As Rabbi Danya Ruttenberg reminds us (following Rambam), teshuvah has five steps. 1) Name and own the harm / acknowledge where we messed up. 2. Begin doing the inner work to become a better person. 3. Make restitution / amends. 4. Apologize. 5. Make better choices.

Teshuvah is a process: not just the apology, but all of the work that has to come before it – and after it. And we do the work because the work matters and it’s the right thing, not because we expect any particular outcome. Teshuvah matters, whether or not forgiveness comes.

The most important outcome, ideally, is that we ourselves are transformed. We become better people who, faced with the same opportunity to mess up, wouldn’t make the same mistake again because we’ve changed. In the eyes of Jewish tradition, that’s what really matters. 

We are better, together, than we are apart. I love the Ishbitzer’s the idea that we “clarify” each others’ actions. He’s using that word in the sense of the way an artist might mix a paint color to be clear and lovely, or how a silversmith removes anything extraneous so silver can shine. 

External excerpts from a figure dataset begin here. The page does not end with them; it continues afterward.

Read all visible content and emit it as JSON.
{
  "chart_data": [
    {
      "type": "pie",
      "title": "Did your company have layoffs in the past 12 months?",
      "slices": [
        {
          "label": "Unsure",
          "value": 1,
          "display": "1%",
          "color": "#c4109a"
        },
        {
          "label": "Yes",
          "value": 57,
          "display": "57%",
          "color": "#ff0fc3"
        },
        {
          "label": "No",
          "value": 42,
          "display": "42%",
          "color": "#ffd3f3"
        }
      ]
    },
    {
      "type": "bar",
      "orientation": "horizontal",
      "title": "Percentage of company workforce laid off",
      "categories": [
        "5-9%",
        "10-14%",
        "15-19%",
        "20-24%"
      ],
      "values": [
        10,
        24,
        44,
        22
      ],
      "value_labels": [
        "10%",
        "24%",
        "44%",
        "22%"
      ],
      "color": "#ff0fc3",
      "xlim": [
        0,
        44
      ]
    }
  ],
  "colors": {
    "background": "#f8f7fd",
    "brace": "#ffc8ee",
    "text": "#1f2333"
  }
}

At our best, as human beings and as Jews, we help each other shine. What work do we each need to do over the next two weeks so that when we come together as a whole community for the holidays our hearts are clear and we can help each other really shine?

I invite each of us to find one instance where we need to make teshuvah. Maybe we hurt someone’s feelings, or didn’t take their needs into account, or shared gossip without thinking, or – you’ll know where you need to make repair. Find one thing to do to make amends.

Try to make someone in our community shaleim, try to make them more whole. This is our tradition’s language for repairing what we’ve broken. We’re not just gluing the pieces back together, “sorry I broke your coffee cup,” but trying to make the injured party more whole

And I invite each of us to seek out ways to help each other shine. To encourage each other, and notice good things about each other. To praise and uplift each other: maybe someone cooked a great dish, or ran a great meeting, or did something admirable. Tell them so. Make a habit of uplifting each other.

Imagine if we all did that. Imagine how we might feel different when we stand before God* (whatever that word means to us: God far above or God deep within, Truth, Meaning, Justice, Love) at Rosh Hashanah. Imagine the new year that could flow from that new beginning.

Shabbat shalom.

This is the d’varling that Rabbi Rachel offered at Kabbalat Shabbat services (cross-posted to Velveteen Rabbi.)

Shared with extra gratitude to the Bayit Board for our weekly study time.